After all, there are dangerous edible temptations out there for all of us food-conscious types—myself included. Some refer to these as "trigger foods." Me? I refer to them as pure, unadulterated evil. You know, the insidious kinds of evils they wrote about in the Book of Revelations -- or that are featured on reality TV. Evils that tempt, taunt and seduce. For me, one of the most dangerous evils of all is... Peanut butter.
Removed of its temptress-like properties, well-made peanut butter can actually be a wholesome food to include in a healthy eating regime—within moderation, of course. But when it comes to peanut butter, I know nothing of "within moderation." In fact, I see a jar of peanut butter more as a big pudding cup, as opposed to a spreadable substance offering up to 23 servings (depending on the size of the jar).
I mean, come on! A whole serving size listed as a mere 2 tablespoons and nothing more? Didn't makers of peanut butter know that, at the time I weighed in excess of 450 pounds, 2 tablespoons represented what I consumed just while spreading the stuff on my toast?
I remember one incident, during my heavier years, that a friend returned from Amish country and brought me a jar of homemade peanut butter laced with chocolate chips. And yes, I knowingly use the word "laced" in the same way that the word would be used in conjunction with certain illegal substances. Because for me, this jar of peanut butter with chocolate chips turned out to be a cleverly-disguised drug.
This happened long before I learned to just stop eating so much and to experience food as it's meant to be experienced—with proper portion control. And since I was on diet number 5,642 (give or take) at the time, I promptly put the jar onto a high shelf in the kitchen and tried my best to forget it existed. And forget I did. Until...
One day while cleaning shelves... No, wait. That's a lie... One day while searching my kitchen for a food product not endorsed by whatever eating plan I was on at the time, I came across the mystical jar from Amish country. And, to my surprise, enough time had passed that the chocolate chips had actually melted—thereby creating "rivers" of chocolate running through the peanut butter.
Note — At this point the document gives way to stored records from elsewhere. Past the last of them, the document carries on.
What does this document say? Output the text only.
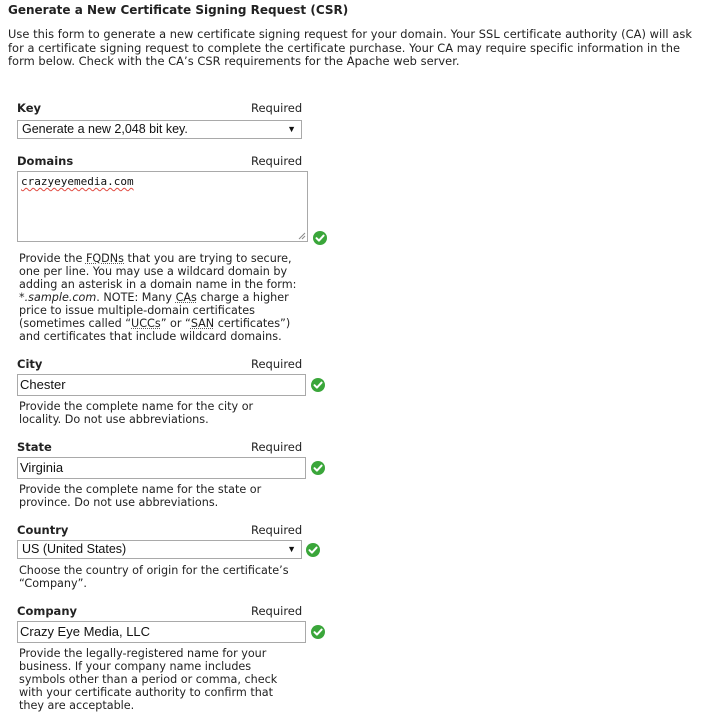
Generate a New Certificate Signing Request (CSR)
Use this form to generate a new certificate signing request for your domain. Your SSL certificate authority (CA) will ask for a certificate signing request to complete the certificate purchase. Your CA may require specific information in the form below. Check with the CA’s CSR requirements for the Apache web server.
Key	Required
Generate a new 2,048 bit key.	▼
Domains	Required
crazyeyemedia.com
Provide the FQDNs that you are trying to secure, one per line. You may use a wildcard domain by adding an asterisk in a domain name in the form: *.sample.com. NOTE: Many CAs charge a higher price to issue multiple-domain certificates (sometimes called “UCCs” or “SAN certificates”) and certificates that include wildcard domains.
City	Required
Chester
Provide the complete name for the city or locality. Do not use abbreviations.
State	Required
Virginia
Provide the complete name for the state or province. Do not use abbreviations.
Country	Required
US (United States)	▼
Choose the country of origin for the certificate’s “Company”.
Company	Required
Crazy Eye Media, LLC
Provide the legally-registered name for your business. If your company name includes symbols other than a period or comma, check with your certificate authority to confirm that they are acceptable.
Well, I probably don't have to report that before you could say "nutter butter peanut butter sandwich cookie," I had popped the top, grabbed a spoon and sat down to this huge "pudding cup"—lapping up the peanut butter and chocolate as if it were my last meal (which is often the thinking that goes hand in hand with a binge).
Of course, after I finished indulging, I felt sick, guilty and listless. I also felt like calling my friend and yelling at them for giving a dieter such a "gift" in the first place.
For the record, I also felt like asking that very same friend where, exactly, another magical jar of this peanut butter laced with chocolate could be purchased and if the Amish country store had mail order. I refrained. A concept I wish I had embraced in regard to peanut butter itself. But alas, peanut butter's mysterious power was strong back in the day. And I must admit that, for me, it's still a force to be reckoned with even at this very moment.
I have another peanut butter story—one that involves the peanut butter actually attacking back (besides just around the waist line). But before I share that confession (in a future Weight-ing Game post on Psychology Today), I want to ask you what your evil and/or trigger foods are.
Any funny stories?
You can either laugh with me or at me. But please—lay it on me! (Just promise you'll never go shopping for me in Amish country.)